If a celebrity stayed in a standard room at the Hotel Intercontinental near the Donald E. Stephens Convention Center for three weekend nights (Thursday-Saturday), he or she would pay somewhere around $199 per night, for a total of $600, pre-taxes/fees. Depending on airline flown and how far in advance tickets are purchased, a round-trip flight from Los Angeles to Chicago would likely run between $750-$1250. Add a few meals and some ground transportation into the mix, and the total cost for the weekend trip would probably come in between $2500-$4000.
Using Adam West as an example, at $60 per autograph, maybe he’ll get 300 takers over the course of a weekend. That’s 18K in his pocket for signing his name, less whatever percentage needs to be kicked back to the promoter. By any standards, it amounts to an insanely healthy profit, even once expenses are backed out.

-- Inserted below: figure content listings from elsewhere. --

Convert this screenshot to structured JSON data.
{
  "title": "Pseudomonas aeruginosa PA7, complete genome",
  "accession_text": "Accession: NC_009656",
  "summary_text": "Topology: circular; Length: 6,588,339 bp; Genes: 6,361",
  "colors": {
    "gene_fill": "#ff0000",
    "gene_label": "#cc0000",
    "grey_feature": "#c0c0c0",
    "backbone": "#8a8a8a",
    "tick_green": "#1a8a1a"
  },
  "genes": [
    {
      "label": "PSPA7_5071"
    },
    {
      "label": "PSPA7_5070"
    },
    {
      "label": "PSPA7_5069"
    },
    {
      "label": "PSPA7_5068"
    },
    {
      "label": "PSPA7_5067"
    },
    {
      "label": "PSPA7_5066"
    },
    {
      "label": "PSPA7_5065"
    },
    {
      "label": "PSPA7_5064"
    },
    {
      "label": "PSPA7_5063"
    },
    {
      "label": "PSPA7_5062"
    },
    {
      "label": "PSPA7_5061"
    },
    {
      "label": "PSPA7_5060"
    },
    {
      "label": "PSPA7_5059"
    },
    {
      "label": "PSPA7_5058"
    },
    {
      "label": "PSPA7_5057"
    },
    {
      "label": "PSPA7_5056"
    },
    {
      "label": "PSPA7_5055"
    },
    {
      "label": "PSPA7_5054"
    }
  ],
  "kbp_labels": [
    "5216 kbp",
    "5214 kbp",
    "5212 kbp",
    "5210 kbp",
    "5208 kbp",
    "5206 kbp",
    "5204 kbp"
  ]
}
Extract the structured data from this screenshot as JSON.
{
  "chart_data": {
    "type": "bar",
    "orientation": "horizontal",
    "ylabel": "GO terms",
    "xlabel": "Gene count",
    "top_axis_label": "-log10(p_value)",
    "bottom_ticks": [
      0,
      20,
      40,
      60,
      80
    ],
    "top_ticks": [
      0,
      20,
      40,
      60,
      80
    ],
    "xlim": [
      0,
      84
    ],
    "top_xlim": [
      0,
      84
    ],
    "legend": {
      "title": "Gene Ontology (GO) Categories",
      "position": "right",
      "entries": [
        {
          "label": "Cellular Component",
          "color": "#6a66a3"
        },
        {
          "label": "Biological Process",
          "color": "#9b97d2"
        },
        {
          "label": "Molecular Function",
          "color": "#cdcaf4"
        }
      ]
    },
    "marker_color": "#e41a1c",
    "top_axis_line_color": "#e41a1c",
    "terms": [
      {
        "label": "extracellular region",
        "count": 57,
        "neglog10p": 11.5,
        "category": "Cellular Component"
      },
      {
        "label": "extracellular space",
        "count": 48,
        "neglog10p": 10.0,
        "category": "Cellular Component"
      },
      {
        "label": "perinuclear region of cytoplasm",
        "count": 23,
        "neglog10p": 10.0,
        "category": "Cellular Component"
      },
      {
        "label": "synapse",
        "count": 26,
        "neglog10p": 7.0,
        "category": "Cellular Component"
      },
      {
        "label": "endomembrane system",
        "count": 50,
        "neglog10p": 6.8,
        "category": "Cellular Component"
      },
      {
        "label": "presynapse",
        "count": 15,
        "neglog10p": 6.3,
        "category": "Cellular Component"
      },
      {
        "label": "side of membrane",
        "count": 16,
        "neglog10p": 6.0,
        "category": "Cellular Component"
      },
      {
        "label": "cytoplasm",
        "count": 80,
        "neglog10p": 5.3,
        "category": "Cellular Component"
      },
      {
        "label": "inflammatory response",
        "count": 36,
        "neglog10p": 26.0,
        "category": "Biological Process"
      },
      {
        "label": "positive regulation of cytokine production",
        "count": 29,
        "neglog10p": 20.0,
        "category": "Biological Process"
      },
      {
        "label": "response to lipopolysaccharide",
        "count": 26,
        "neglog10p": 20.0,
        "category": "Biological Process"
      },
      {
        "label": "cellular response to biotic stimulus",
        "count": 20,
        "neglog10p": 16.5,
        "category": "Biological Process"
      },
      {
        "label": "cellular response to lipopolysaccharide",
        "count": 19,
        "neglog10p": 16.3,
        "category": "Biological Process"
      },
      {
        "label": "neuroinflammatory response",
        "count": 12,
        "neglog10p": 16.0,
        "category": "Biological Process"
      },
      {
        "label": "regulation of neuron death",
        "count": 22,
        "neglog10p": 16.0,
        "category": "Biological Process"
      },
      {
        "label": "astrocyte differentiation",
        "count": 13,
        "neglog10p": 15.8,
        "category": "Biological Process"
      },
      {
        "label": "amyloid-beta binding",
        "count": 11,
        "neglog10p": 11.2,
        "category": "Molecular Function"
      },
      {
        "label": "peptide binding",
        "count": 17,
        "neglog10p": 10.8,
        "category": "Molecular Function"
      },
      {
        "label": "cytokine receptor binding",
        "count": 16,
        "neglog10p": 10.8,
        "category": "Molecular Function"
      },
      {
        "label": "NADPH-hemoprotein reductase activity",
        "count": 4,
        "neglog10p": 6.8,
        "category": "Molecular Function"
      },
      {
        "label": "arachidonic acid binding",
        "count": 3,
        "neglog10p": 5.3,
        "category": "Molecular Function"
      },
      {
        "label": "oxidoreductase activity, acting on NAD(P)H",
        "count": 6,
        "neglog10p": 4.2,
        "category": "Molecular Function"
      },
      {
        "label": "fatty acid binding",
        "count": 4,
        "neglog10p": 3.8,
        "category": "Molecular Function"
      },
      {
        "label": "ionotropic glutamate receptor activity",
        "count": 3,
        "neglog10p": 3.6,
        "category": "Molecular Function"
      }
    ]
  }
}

Let’s now say that Adam West were to charge $30 per autograph. Suddenly, he might see more parents walking their kids over to meet him. People who might have been on the fence about spending money to meet the potbellied Batman would more enthusiastically whip out their wallets. Maybe the total amount of takers would inch closer to 500 for the weekend: the result would amount to a total of 15K, only 3K less than the profit potential seen with higher priced autographs. Only in this case, he would have turned off a lot less fans. And really, that 3K can’t make that much of a difference.
The practice of charging for autographs is here to stay. I accept that. But I challenge celebrities to be more fan-friendly in the way they place value on their signatures.